Aun en el caso de bajar de los 38 escaños y perder la mayoría este domingo, a Rueda le quedarían algunos comodines. El primero, el populismo localista de Democracia Ourensana, al que la demoscopia otorga grandes posibilidades de estrenarse en el Parlamento y que ya ha pactado con los populares en su territorio de origen. En última instancia, Rueda aún podría aferrarse a los votos de la emigración. En Galicia están llamados a las urnas 2.217.710 ciudadanos, cuyos sufragios serán escrutados la noche de este domingo. Pero todavía habrá que esperar al día 26, cuando se empiecen a contar las papeletas que lleguen de entre los 476.514 electores inscritos en el exterior (el 17% del censo total), en su mayoría de Sudamérica. Tras la supresión del voto rogado, se espera un aumento de la participación en un colectivo que no se moviliza mucho (su máximo está en el 40%) pero que puede decidir en caso de algún último escaño muy disputado. Tradicionalmente, está inclinado al PP, a quien permitió en 2020 quitar un diputado al PSOE.
El reparto del voto por provincias y cómo se distribuya entre las formaciones de izquierda puede obrar cambios drásticos en el resultado. En 1989, Fraga alcanzó el 44,20% de los votos y su primera mayoría absoluta con 38 escaños. En 2005, sin embargo, con mayor porcentaje (45,81%), se quedó en 37 y cedió el Gobierno a PSdeG y BNG. Siete años después, en 2012, casi con unos números calcados (45,80%, una centésima menos que Fraga), Feijóo se llevó 41 diputados. Un factor clave es la diferencia entre la primera y la segunda fuerza. En 2012, Feijóo sacó al PSOE 25 puntos de ventaja, mientras que en 2005 la distancia del PP sobre el segundo fue la mitad, de 12. La media de las encuestas sitúa ahora al PP en torno al 46% y al BNG casi en el 30%.

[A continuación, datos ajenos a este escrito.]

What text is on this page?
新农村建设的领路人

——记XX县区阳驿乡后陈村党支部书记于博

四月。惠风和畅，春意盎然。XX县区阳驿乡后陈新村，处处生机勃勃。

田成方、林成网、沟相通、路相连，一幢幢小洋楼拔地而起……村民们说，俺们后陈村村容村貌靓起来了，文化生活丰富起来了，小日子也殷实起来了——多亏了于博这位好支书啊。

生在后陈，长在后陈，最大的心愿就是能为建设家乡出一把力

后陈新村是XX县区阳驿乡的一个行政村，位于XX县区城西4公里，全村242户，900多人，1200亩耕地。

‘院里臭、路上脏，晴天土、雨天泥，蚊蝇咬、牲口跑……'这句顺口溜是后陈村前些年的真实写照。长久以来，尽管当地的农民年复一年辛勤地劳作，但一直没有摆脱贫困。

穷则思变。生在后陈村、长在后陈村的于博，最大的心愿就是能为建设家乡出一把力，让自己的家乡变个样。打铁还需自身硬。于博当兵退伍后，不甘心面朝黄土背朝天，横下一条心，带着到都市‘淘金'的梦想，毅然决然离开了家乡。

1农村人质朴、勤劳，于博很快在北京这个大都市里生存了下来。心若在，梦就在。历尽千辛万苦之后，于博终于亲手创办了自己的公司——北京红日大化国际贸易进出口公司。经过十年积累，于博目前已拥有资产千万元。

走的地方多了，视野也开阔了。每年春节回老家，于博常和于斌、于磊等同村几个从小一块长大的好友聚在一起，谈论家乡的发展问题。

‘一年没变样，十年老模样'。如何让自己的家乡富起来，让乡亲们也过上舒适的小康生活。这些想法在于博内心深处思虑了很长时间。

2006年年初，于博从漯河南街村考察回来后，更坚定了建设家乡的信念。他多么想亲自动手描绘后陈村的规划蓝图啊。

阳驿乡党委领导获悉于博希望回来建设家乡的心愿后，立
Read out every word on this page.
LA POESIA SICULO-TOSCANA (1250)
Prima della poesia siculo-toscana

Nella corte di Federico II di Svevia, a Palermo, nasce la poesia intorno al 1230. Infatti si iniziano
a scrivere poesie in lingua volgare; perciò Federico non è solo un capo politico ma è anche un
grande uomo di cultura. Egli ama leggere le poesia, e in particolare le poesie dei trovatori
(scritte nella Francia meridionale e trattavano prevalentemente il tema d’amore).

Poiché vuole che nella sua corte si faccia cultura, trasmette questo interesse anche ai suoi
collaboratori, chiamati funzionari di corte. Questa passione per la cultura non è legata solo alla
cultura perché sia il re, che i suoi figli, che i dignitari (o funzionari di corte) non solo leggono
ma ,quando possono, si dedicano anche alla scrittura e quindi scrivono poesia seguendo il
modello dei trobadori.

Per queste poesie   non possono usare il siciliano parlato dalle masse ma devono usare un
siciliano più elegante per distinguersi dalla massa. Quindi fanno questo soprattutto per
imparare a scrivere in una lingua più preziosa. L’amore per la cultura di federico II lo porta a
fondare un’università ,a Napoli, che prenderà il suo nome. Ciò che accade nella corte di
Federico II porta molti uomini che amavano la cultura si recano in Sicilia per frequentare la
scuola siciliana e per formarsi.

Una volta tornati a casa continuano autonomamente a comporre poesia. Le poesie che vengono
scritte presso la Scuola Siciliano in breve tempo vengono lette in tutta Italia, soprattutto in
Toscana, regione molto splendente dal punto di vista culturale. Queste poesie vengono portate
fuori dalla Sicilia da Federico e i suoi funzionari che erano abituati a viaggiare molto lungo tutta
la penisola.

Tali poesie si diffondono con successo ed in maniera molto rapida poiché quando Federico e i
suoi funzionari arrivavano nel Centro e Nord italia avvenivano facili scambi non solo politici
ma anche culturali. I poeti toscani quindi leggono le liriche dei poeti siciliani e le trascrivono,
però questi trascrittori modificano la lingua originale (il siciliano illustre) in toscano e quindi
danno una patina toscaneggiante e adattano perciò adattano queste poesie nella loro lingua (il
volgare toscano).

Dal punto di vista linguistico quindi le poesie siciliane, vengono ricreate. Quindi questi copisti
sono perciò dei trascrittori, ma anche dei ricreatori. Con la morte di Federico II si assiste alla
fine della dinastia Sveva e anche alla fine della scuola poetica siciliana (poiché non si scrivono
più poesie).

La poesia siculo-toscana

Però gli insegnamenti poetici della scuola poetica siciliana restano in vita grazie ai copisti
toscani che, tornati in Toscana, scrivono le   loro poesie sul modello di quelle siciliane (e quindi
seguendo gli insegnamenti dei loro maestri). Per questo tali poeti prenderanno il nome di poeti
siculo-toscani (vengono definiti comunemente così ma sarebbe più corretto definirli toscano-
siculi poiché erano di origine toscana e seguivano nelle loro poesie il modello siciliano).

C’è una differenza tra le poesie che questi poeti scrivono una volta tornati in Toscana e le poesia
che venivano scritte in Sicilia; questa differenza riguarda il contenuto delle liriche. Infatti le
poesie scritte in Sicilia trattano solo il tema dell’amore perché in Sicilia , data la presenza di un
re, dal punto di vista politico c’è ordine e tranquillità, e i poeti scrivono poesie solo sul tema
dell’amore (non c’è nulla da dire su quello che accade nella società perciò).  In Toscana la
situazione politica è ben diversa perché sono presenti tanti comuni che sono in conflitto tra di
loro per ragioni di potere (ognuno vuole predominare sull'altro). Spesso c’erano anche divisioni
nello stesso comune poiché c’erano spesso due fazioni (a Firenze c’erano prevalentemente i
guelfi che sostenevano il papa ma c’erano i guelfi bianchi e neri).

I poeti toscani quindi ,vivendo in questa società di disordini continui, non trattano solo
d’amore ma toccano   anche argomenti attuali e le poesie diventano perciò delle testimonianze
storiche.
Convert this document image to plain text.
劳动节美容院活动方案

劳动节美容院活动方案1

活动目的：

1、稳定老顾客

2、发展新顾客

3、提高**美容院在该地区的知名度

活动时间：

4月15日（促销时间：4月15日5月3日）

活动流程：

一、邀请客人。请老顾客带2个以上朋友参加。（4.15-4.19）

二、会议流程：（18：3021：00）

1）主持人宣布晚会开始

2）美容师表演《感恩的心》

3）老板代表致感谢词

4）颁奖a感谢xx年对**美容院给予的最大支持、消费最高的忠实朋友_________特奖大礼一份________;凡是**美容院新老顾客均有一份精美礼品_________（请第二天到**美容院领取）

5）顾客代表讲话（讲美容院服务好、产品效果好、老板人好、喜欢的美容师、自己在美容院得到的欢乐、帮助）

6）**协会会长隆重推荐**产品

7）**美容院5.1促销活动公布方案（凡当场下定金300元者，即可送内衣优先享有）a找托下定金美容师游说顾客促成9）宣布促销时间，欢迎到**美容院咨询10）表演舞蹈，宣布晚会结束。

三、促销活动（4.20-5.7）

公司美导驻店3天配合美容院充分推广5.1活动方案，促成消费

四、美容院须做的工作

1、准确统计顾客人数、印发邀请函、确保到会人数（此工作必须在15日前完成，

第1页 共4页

Todo parece a merced de unos pocos miles de votos. De ellos puede depender que una de las tres comunidades autónomas consideradas históricas corone por primera vez a una presidenta nacionalista. Y también la suerte del líder de la oposición a Sánchez, quien, tras el 23-J, tendría muy difícil sobrevivir a otro revés electoral en una batalla en la que está tan personalmente implicado.